Smartly, China would prefer to have its manufacturing firms stay on the mainland. But many companies are setting up shop in Southeast Asia, with Vietnam an outpost for Chinese solar companies now. That’s thousands of jobs lost in China.
China’s economy was built on being a protective unit, set up to manufacture goods for the U.S. and Europe. Because of manufacturing, China went from a $2-a-day Happy Meal toy-making economy to the world’s No. 2 economy, with pristine urban centers, European-style public transportation, and global market leaders in 5G (Huawei), social media (TikTok), and computers (Lenovo and Lexmark). It is the world’s No. 1 manufacturer of EV batteries and solar panels. China is now as much a brand name throughout the world as Coca-Cola and McDonald’s used to be. In finance, Chinese banks are all over Latin America, while U.S. banks like Citibank have a shrinking presence.
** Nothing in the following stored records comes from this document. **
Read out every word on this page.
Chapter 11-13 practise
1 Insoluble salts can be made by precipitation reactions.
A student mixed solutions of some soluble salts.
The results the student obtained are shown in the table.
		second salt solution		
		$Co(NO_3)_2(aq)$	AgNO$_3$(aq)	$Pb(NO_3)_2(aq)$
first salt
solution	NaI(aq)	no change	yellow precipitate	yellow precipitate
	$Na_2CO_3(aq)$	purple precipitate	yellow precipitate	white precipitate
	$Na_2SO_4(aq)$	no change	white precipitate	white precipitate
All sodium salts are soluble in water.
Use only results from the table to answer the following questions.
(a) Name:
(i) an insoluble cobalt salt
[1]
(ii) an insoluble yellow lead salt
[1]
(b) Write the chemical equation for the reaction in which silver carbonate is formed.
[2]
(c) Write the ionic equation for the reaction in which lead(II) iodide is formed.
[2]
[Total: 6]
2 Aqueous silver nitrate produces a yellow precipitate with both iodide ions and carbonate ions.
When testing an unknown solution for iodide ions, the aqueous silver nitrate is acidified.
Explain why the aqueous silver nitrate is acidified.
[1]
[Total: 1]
And everyone has heard of China’s top fast fashion seller Shein.
“Peak China has occurred,” said Harris. “End of story.”
But what happens when the West and China return to a pre-2018 era when everyone loved China and no one ever dreamed of leaving it?
“Once the businesses that left are in Mexico they are not going to leave there to return to China,” said Harris. “Companies don’t move that fast. But if Xi was gone and China was Western-facing, it could become less risky. That’s going to take a long time. The company that moved out last week is not going back there any time soon.”